Three facts fill out the picture. It was investigated and dropped, not merely never studied [3]. In 2024, the FDA tightened compounding-pharmacy access to it [11]. And it is banned in sport at all times, with the labs able to detect it in urine [7]. "Meds" in this site's name names a regulatory question this page answers honestly — it does not describe an approved medicine or a pharmacy.
Never approved — and why that's a verdict, not a gap
It is worth being precise about what "not FDA-approved" means here. For many research peptides, lack of approval simply reflects that no one ran the trials. Ipamorelin is different: the trials were run, at least to Phase 2, and the key one failed [3]. The only published Phase 2 randomized controlled trial (NCT00672074) gave 114 bowel-resection patients 0.03 mg/kg intravenously twice daily for up to 7 days and missed its primary endpoint — time to first tolerated meal was 25.3 hours with ipamorelin versus 32.6 hours with placebo, not statistically significant (p=0.15) [3].
No Phase 3 trial followed, and no approved indication exists [3]. The originator, Novo Nordisk, had characterized the compound in the 1990s [1] and mapped its human pharmacokinetics in 1999 [2], but the efficacy program did not deliver. The absence of approval is the outcome of a failed development effort, not an unfinished one.
The 2024 compounding decision
Regulatory attention to ipamorelin did not end with the failed trial. In 2024, the FDA removed ipamorelin acetate from Category 2 of the interim Section 503A bulk drug substances list — the framework governing which substances compounding pharmacies may use — following withdrawal of the nomination in September 2024 [11]. The agency reviewed both ipamorelin acetate and the free base at the October 29, 2024 Pharmacy Compounding Advisory Committee (PCAC) meeting [11].
The practical effect was to restrict compounding-pharmacy access to ipamorelin. It is not an approved bulk substance for compounding, and it remains marketed only as a research chemical. This is the most recent regulatory development and the one most relevant to how the compound circulates.
Banned in sport, detectable in urine
Separately from the FDA question, ipamorelin carries a clear anti-doping status: it is prohibited in sport at all times under the World Anti-Doping Agency Prohibited List, category S2 (peptide hormones, growth factors, and mimetics), as a growth hormone secretagogue. The prohibition is enforceable because detection is validated — accredited laboratories identify ipamorelin in urine at 2-10 pg/mL using high-resolution mass spectrometry [7], among several methods covering it and its metabolites [9][10]. So while it is not an approved medicine, it is very much a regulated substance — just under sport's rules rather than the drug-approval system.

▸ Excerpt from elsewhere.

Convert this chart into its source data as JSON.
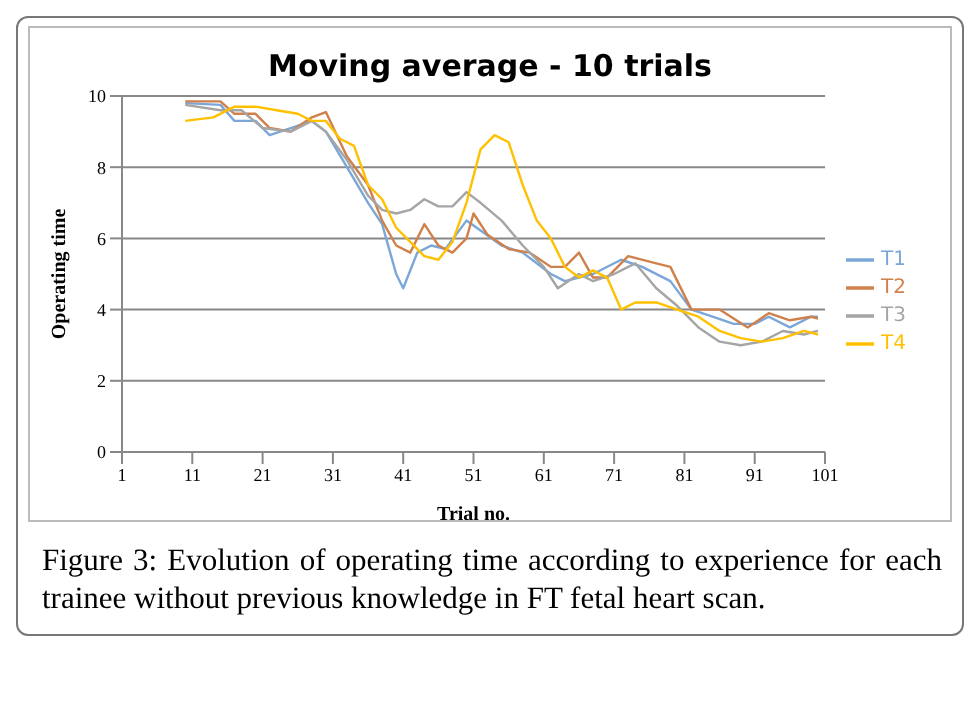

What the recent reviews conclude
Independent reviews published in 2026 align with the regulatory record. A structured narrative review of injectable peptides in sports medicine classified ipamorelin as investigational, with no reproducible human evidence, recommending its use be confined to rigorous research protocols [16]. A review of approved and unapproved peptide therapies for musculoskeletal injury described it as investigational with preclinical signals but an absence of rigorous human trials and potential for serious harm [17]. The consistent message: ipamorelin is an unapproved, investigational compound — and the literature treats it as one.